# Some recent lifts



## fubaseball (Jun 20, 2013)

[ame]http://youtu.be/HubrHLBlI38[/ame]

This 250 viper press was after I had done probably 10-15 presses with 250. Something is off right now and my pressing sux... I got pissed finally and just grabbed it and threw it up

Then 666 Deadlift... Only reason I did it is to say I pulled the Diablo haha 

Then 675, probably would have gone up easier had I not done 666. Also this bar had NO flex to it, so with a good DL bar I feel I'm at or close to 700


----------



## Rory (Jun 21, 2013)

Fucking awesome bro!!!


----------



## AnaSCI (Jun 21, 2013)

Pure beast man!!


----------



## Phoe2006 (Jun 21, 2013)

Nice lift


----------



## Ironbuilt (Jun 21, 2013)

Right on Fuse.. i see shits happening great for you bro..keep up
beastmode.


----------



## fubaseball (Jun 21, 2013)

Rory said:


> Fucking awesome bro!!!



Now if I could just be beast and ripped like you rory  haha


----------



## fubaseball (Jun 21, 2013)

AnaSCI said:


> Pure beast man!!



Thanks Anasci! Ill be getting more vids up... A lot of good training going on


----------



## fubaseball (Jun 21, 2013)

Ironbuilt said:


> Right on Fuse.. i see shits happening great for you bro..keep up
> beastmode.



Just wait till I start my Halo  I'm going to scare people!!


----------



## turbobusa (Jun 24, 2013)

Nice pull!  Keep at it. I'll be looking for that 700 and then some..... T


----------



## Big-John (Jun 24, 2013)

Nice pull! Congrats brother!


----------



## fubaseball (Jun 24, 2013)

turbobusa said:


> Nice pull!  Keep at it.

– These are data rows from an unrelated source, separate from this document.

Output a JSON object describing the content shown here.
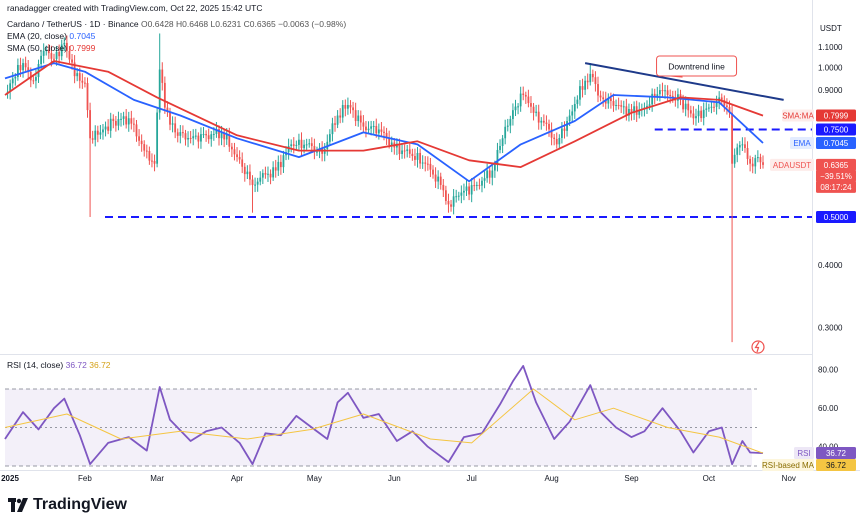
{
  "header": {
    "credit": "ranadagger created with TradingView.com, Oct 22, 2025 15:42 UTC",
    "symbol": "Cardano / TetherUS · 1D · Binance",
    "ohlc": "O0.6428 H0.6468 L0.6231 C0.6365 −0.0063 (−0.98%)",
    "ema_label": "EMA (20, close)",
    "ema_value": "0.7045",
    "sma_label": "SMA (50, close)",
    "sma_value": "0.7999",
    "rsi_label": "RSI (14, close)",
    "rsi_value": "36.72",
    "rsi_ma_value": "36.72"
  },
  "price_axis": {
    "currency": "USDT",
    "ticks": [
      "1.1000",
      "1.0000",
      "0.9000",
      "0.4000",
      "0.3000"
    ]
  },
  "rsi_axis": {
    "ticks": [
      "80.00",
      "60.00",
      "40.00"
    ]
  },
  "time_axis": {
    "labels": [
      "2025",
      "Feb",
      "Mar",
      "Apr",
      "May",
      "Jun",
      "Jul",
      "Aug",
      "Sep",
      "Oct",
      "Nov"
    ]
  },
  "badges": {
    "sma": {
      "label": "SMA:MA",
      "value": "0.7999"
    },
    "level_high": "0.7500",
    "ema": {
      "label": "EMA",
      "value": "0.7045"
    },
    "price": {
      "label": "ADAUSDT",
      "value": "0.6365",
      "change": "−39.51%",
      "countdown": "08:17:24"
    },
    "level_low": "0.5000",
    "rsi": {
      "label": "RSI",
      "value": "36.72"
    },
    "rsi_ma": {
      "label": "RSI-based MA",
      "value": "36.72"
    }
  },
  "annotation": {
    "label": "Downtrend line"
  },
  "branding": {
    "name": "TradingView"
  },
  "colors": {
    "up": "#26a69a",
    "down": "#ef5350",
    "ema": "#2962ff",
    "sma": "#e53935",
    "rsi": "#7e57c2",
    "rsi_ma": "#f4c542",
    "level": "#1a1aff",
    "trendline": "#1e3a8a"
  },
  "chart_data": [
    {
      "type": "candlestick",
      "title": "Cardano / TetherUS · 1D · Binance",
      "ylabel": "USDT",
      "ylim": [
        0.27,
        1.2
      ],
      "scale": "log",
      "grid": false,
      "x_range": [
        "2025-01-01",
        "2025-11-10"
      ],
      "candles": [
        {
          "date": "2025-01-01",
          "close": 0.89
        },
        {
          "date": "2025-01-04",
          "close": 0.95
        },
        {
          "date": "2025-01-08",
          "close": 1.02
        },
        {
          "date": "2025-01-12",
          "close": 0.94
        },
        {
          "date": "2025-01-16",
          "close": 1.08
        },
        {
          "date": "2025-01-20",
          "close": 1.04
        },
        {
          "date": "2025-01-24",
          "close": 1.12
        },
        {
          "date": "2025-01-28",
          "close": 0.96
        },
        {
          "date": "2025-02-01",
          "close": 0.93
        },
        {
          "date": "2025-02-03",
          "close": 0.72,
          "low": 0.5
        },
        {
          "date": "2025-02-07",
          "close": 0.74
        },
        {
          "date": "2025-02-12",
          "close": 0.78
        },
        {
          "date": "2025-02-18",
          "close": 0.79
        },
        {
          "date": "2025-02-24",
          "close": 0.68
        },
        {
          "date": "2025-02-28",
          "close": 0.64
        },
        {
          "date": "2025-03-02",
          "close": 0.99,
          "high": 1.17
        },
        {
          "date": "2025-03-04",
          "close": 0.83
        },
        {
          "date": "2025-03-08",
          "close": 0.74
        },
        {
          "date": "2025-03-14",
          "close": 0.72
        },
        {
          "date": "2025-03-20",
          "close": 0.73
        },
        {
          "date": "2025-03-26",
          "close": 0.74
        },
        {
          "date": "2025-04-01",
          "close": 0.66
        },
        {
          "date": "2025-04-07",
          "close": 0.58,
          "low": 0.51
        },
        {
          "date": "2025-04-10",
          "close": 0.6
        },
        {
          "date": "2025-04-16",
          "close": 0.62
        },
        {
          "date": "2025-04-22",
          "close": 0.7
        },
        {
          "date": "2025-04-28",
          "close": 0.7
        },
        {
          "date": "2025-05-04",
          "close": 0.67
        },
        {
          "date": "2025-05-10",
          "close": 0.8
        },
        {
          "date": "2025-05-14",
          "close": 0.84
        },
        {
          "date": "2025-05-20",
          "close": 0.76
        },
        {
          "date": "2025-05-26",
          "close": 0.75
        },
        {
          "date": "2025-06-01",
          "close": 0.69
        },
        {
          "date": "2025-06-07",
          "close": 0.67
        },
        {
          "date": "2025-06-13",
          "close": 0.64
        },
        {
          "date": "2025-06-19",
          "close": 0.58
        },
        {
          "date": "2025-06-22",
          "close": 0.53,
          "low": 0.51
        },
        {
          "date": "2025-06-27",
          "close": 0.56
        },
        {
          "date": "2025-07-03",
          "close": 0.58
        },
        {
          "date": "2025-07-09",
          "close": 0.62
        },
        {
          "date": "2025-07-13",
          "close": 0.72
        },
        {
          "date": "2025-07-17",
          "close": 0.82
        },
        {
          "date": "2025-07-21",
          "close": 0.88
        },
        {
          "date": "2025-07-25",
          "close": 0.81
        },
        {
          "date": "2025-07-31",
          "close": 0.75
        },
        {
          "date": "2025-08-03",
          "close": 0.7
        },
        {
          "date": "2025-08-08",
          "close": 0.8
        },
        {
          "date": "2025-08-14",
          "close": 0.94
        },
        {
          "date": "2025-08-16",
          "close": 0.97,
          "high": 1.02
        },
        {
          "date": "2025-08-20",
          "close": 0.87
        },
        {
          "date": "2025-08-26",
          "close": 0.84
        },
        {
          "date": "2025-09-01",
          "close": 0.81
        },
        {
          "date": "2025-09-06",
          "close": 0.83
        },
        {
          "date": "2025-09-12",
          "close": 0.9
        },
        {
          "date": "2025-09-15",
          "close": 0.88
        },
        {
          "date": "2025-09-20",
          "close": 0.86
        },
        {
          "date": "2025-09-25",
          "close": 0.79
        },
        {
          "date": "2025-10-01",
          "close": 0.83
        },
        {
          "date": "2025-10-06",
          "close": 0.86
        },
        {
          "date": "2025-10-09",
          "close": 0.81
        },
        {
          "date": "2025-10-10",
          "close": 0.64,
          "low": 0.28
        },
        {
          "date": "2025-10-12",
          "close": 0.69
        },
        {
          "date": "2025-10-14",
          "close": 0.7
        },
        {
          "date": "2025-10-17",
          "close": 0.64
        },
        {
          "date": "2025-10-20",
          "close": 0.66
        },
        {
          "date": "2025-10-22",
          "close": 0.6365
        }
      ],
      "overlays": [
        {
          "name": "EMA (20, close)",
          "points": [
            [
              "2025-01-01",
              0.95
            ],
            [
              "2025-01-20",
              1.02
            ],
            [
              "2025-02-01",
              0.98
            ],
            [
              "2025-02-20",
              0.86
            ],
            [
              "2025-03-10",
              0.8
            ],
            [
              "2025-04-01",
              0.72
            ],
            [
              "2025-04-25",
              0.66
            ],
            [
              "2025-05-20",
              0.74
            ],
            [
              "2025-06-10",
              0.7
            ],
            [
              "2025-06-30",
              0.59
            ],
            [
              "2025-07-20",
              0.7
            ],
            [
              "2025-08-10",
              0.78
            ],
            [
              "2025-08-25",
              0.88
            ],
            [
              "2025-09-15",
              0.87
            ],
            [
              "2025-10-05",
              0.85
            ],
            [
              "2025-10-22",
              0.7045
            ]
          ]
        },
        {
          "name": "SMA (50, close)",
          "points": [
            [
              "2025-01-01",
              0.88
            ],
            [
              "2025-01-20",
              1.03
            ],
            [
              "2025-02-10",
              0.98
            ],
            [
              "2025-03-01",
              0.87
            ],
            [
              "2025-04-01",
              0.73
            ],
            [
              "2025-04-25",
              0.68
            ],
            [
              "2025-05-20",
              0.68
            ],
            [
              "2025-06-10",
              0.71
            ],
            [
              "2025-06-30",
              0.65
            ],
            [
              "2025-07-20",
              0.63
            ],
            [
              "2025-08-10",
              0.71
            ],
            [
              "2025-09-01",
              0.81
            ],
            [
              "2025-09-20",
              0.87
            ],
            [
              "2025-10-05",
              0.86
            ],
            [
              "2025-10-22",
              0.7999
            ]
          ]
        }
      ],
      "horizontal_levels": [
        0.75,
        0.5
      ],
      "trendline": {
        "label": "Downtrend line",
        "from": [
          "2025-08-14",
          1.02
        ],
        "to": [
          "2025-10-30",
          0.86
        ]
      }
    },
    {
      "type": "line",
      "title": "RSI (14, close)",
      "ylim": [
        30,
        84
      ],
      "bands": [
        30,
        70
      ],
      "series": [
        {
          "name": "RSI",
          "points": [
            [
              "2025-01-01",
              44
            ],
            [
              "2025-01-08",
              58
            ],
            [
              "2025-01-14",
              49
            ],
            [
              "2025-01-20",
              60
            ],
            [
              "2025-01-24",
              65
            ],
            [
              "2025-01-30",
              46
            ],
            [
              "2025-02-03",
              31
            ],
            [
              "2025-02-10",
              42
            ],
            [
              "2025-02-18",
              45
            ],
            [
              "2025-02-25",
              38
            ],
            [
              "2025-03-02",
              71
            ],
            [
              "2025-03-06",
              54
            ],
            [
              "2025-03-14",
              43
            ],
            [
              "2025-03-20",
              48
            ],
            [
              "2025-03-26",
              50
            ],
            [
              "2025-04-02",
              42
            ],
            [
              "2025-04-07",
              31
            ],
            [
              "2025-04-12",
              47
            ],
            [
              "2025-04-18",
              46
            ],
            [
              "2025-04-24",
              56
            ],
            [
              "2025-04-30",
              50
            ],
            [
              "2025-05-06",
              44
            ],
            [
              "2025-05-10",
              63
            ],
            [
              "2025-05-14",
              68
            ],
            [
              "2025-05-20",
              55
            ],
            [
              "2025-05-26",
              57
            ],
            [
              "2025-06-02",
              43
            ],
            [
              "2025-06-08",
              48
            ],
            [
              "2025-06-14",
              40
            ],
            [
              "2025-06-22",
              32
            ],
            [
              "2025-06-28",
              45
            ],
            [
              "2025-07-05",
              47
            ],
            [
              "2025-07-12",
              62
            ],
            [
              "2025-07-17",
              74
            ],
            [
              "2025-07-21",
              82
            ],
            [
              "2025-07-26",
              63
            ],
            [
              "2025-08-02",
              44
            ],
            [
              "2025-08-08",
              53
            ],
            [
              "2025-08-16",
              72
            ],
            [
              "2025-08-20",
              58
            ],
            [
              "2025-08-26",
              50
            ],
            [
              "2025-09-01",
              45
            ],
            [
              "2025-09-06",
              48
            ],
            [
              "2025-09-13",
              60
            ],
            [
              "2025-09-20",
              48
            ],
            [
              "2025-09-25",
              37
            ],
            [
              "2025-10-01",
              48
            ],
            [
              "2025-10-06",
              50
            ],
            [
              "2025-10-10",
              31
            ],
            [
              "2025-10-14",
              43
            ],
            [
              "2025-10-17",
              37
            ],
            [
              "2025-10-22",
              36.72
            ]
          ]
        },
        {
          "name": "RSI-based MA",
          "points": [
            [
              "2025-01-01",
              50
            ],
            [
              "2025-01-25",
              57
            ],
            [
              "2025-02-15",
              44
            ],
            [
              "2025-03-10",
              48
            ],
            [
              "2025-04-05",
              44
            ],
            [
              "2025-04-30",
              49
            ],
            [
              "2025-05-20",
              57
            ],
            [
              "2025-06-15",
              44
            ],
            [
              "2025-07-01",
              42
            ],
            [
              "2025-07-25",
              70
            ],
            [
              "2025-08-10",
              54
            ],
            [
              "2025-08-25",
              60
            ],
            [
              "2025-09-15",
              50
            ],
            [
              "2025-10-05",
              45
            ],
            [
              "2025-10-22",
              36.72
            ]
          ]
        }
      ]
    }
  ]
}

I'll be looking for that 700 and then some..... T



I'm going to order a Texas DL bar and see what I can pull... With a little flex, I think I am at or near 700 already


----------



## fubaseball (Jun 24, 2013)

Big-John said:


> Nice pull! Congrats brother!



Thanks big John!


----------



## AGGRO (Jun 25, 2013)

Making it look easy!


----------